Hungarian Cardinal's Parents Defied Communism
Mar 12, 2013
He's the son of a deeply religious couple who defied communist repression to practice their faith. And if elected pope, Hungarian Cardinal Peter Erdo would be the second pontiff to come from eastern Europe — following in the footsteps of the late John Paul II, a Pole who left a great legacy helping to topple communism.
A cardinal since 2003, Erdo is known as an erudite scholar with a common touch. An expert on canon law and distinguished university theologian, he has also striven to forge close ties to the parish faithful.
Erdo regularly visits all his parishes, and established a city mission in Budapest to organize debates, concerts and performances designed to attract people back to the church. Hungary is a country where over half the 10 million citizens say they are Catholic, but only a fraction attends Mass.
"He is the kind of bishop who does not spend his time in his ... palace but instead takes his role as a teacher very seriously," said Balazs Schanda, dean of the Faculty of Law and Political Sciences at Budapest's Pazmany Pater Catholic University.
EDITOR'S NOTE: As the Roman Catholic Church prepares to elect a successor to Pope Benedict XVI, The Associated Press is profiling key cardinals seen as "papabili" — contenders to the throne.

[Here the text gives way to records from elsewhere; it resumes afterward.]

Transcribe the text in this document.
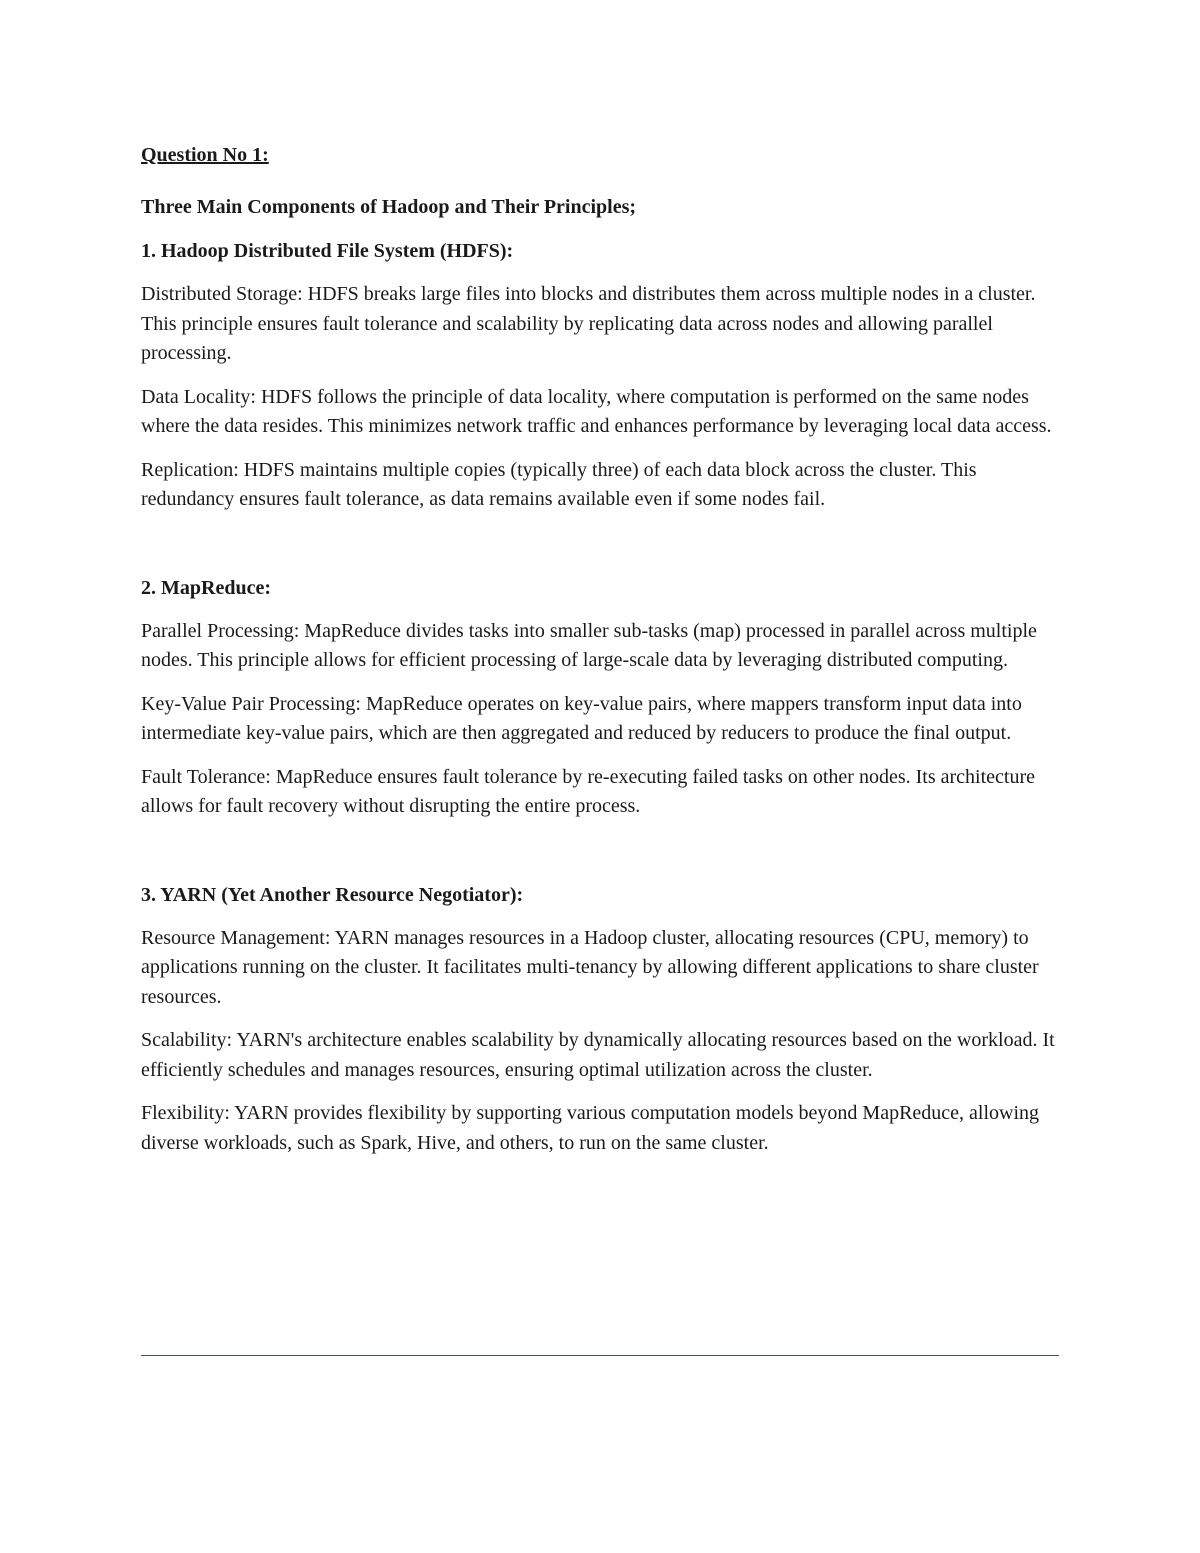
Question No 1:
Three Main Components of Hadoop and Their Principles;
1. Hadoop Distributed File System (HDFS):

Distributed Storage: HDFS breaks large files into blocks and distributes them across multiple nodes in a cluster. This principle ensures fault tolerance and scalability by replicating data across nodes and allowing parallel processing.

Data Locality: HDFS follows the principle of data locality, where computation is performed on the same nodes where the data resides. This minimizes network traffic and enhances performance by leveraging local data access.

Replication: HDFS maintains multiple copies (typically three) of each data block across the cluster. This redundancy ensures fault tolerance, as data remains available even if some nodes fail.

2. MapReduce:

Parallel Processing: MapReduce divides tasks into smaller sub-tasks (map) processed in parallel across multiple nodes. This principle allows for efficient processing of large-scale data by leveraging distributed computing.

Key-Value Pair Processing: MapReduce operates on key-value pairs, where mappers transform input data into intermediate key-value pairs, which are then aggregated and reduced by reducers to produce the final output.

Fault Tolerance: MapReduce ensures fault tolerance by re-executing failed tasks on other nodes. Its architecture allows for fault recovery without disrupting the entire process.

3. YARN (Yet Another Resource Negotiator):

Resource Management: YARN manages resources in a Hadoop cluster, allocating resources (CPU, memory) to applications running on the cluster. It facilitates multi-tenancy by allowing different applications to share cluster resources.

Scalability: YARN's architecture enables scalability by dynamically allocating resources based on the workload. It efficiently schedules and manages resources, ensuring optimal utilization across the cluster.

Flexibility: YARN provides flexibility by supporting various computation models beyond MapReduce, allowing diverse workloads, such as Spark, Hive, and others, to run on the same cluster.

In the secretive world of the Vatican, there is no way to know who is in the running, and history has yielded plenty of surprises. But these are the names that have come up time and again in speculation. Today: Peter Erdo
Erdo's homilies are posted on the website of the archdiocese, often on the same day he gives them at Mass. And as president of the Council of European Bishops' Conferences, the 60-year-old cardinal has also paid special attention to relations with the Jewish community and the Roma — or Gypsies — who are among Hungary's poorest and least educated people.
Erdo is the oldest of six siblings and has a twin brother, Pal. His parent tried to raise him in the Catholic faith at a time when people who practiced their religion faced persecution.
Many Catholics were discriminated against in the workplace; Erdo's father, a lawyer, was even barred from practicing his profession.
The cardinal has said that his parents were prepared to pay the price for their choice.
"They had made a grave and important decision: what is more important, religion or advancement in society?" Erdo said in a lengthy interview published in 2008. "They chose their faith."
Erdo's religious vocation came to him gradually.
He became an altar boy at the age of six and enjoyed the parochial activities at his local church but it wasn't until he was close to finishing high school that he seriously considered becoming a priest.
Before entering the seminary he was drafted into the army, serving for several months in the southern city of Nagyatad.
He was ordained on June 18, 1975, in Budapest, a week before his 23rd birthday, which at the time was the minimum age for becoming a priest.
His first assignment was as chaplain in the northern town of Dorog, an industrial area best known for its coal mines, which have since been closed down.
After doctoring in theology in Hungary, he studied canon law at the Pontifical Lateran University in Rome, where he obtained another doctorate in 1980, the same year he began his teaching career in Hungary.
Erdo, the only Hungarian to enter the conclave to elect the next pope, was named Archbishop of Esztergom-Budapest in 2002.
He has taught and done research at several universities, including the Gregorian University in Rome, the University of California, Berkeley and the Catholic University in Buenos Aires, among others. He was rector of the Pazmany Peter Catholic University from 1998 to 2003.
Erdo speaks several languages, including Latin, German, Italian, Spanish and French and has taken lessons to improve his English.
Shortly before departing for the conclave in Rome, Erdo talked about the most important task facing the next pope.
"People have to be guided to Jesus Christ," Erdo told Hungarian state news agency MTI. "This is the big problem, the great challenge and the central task."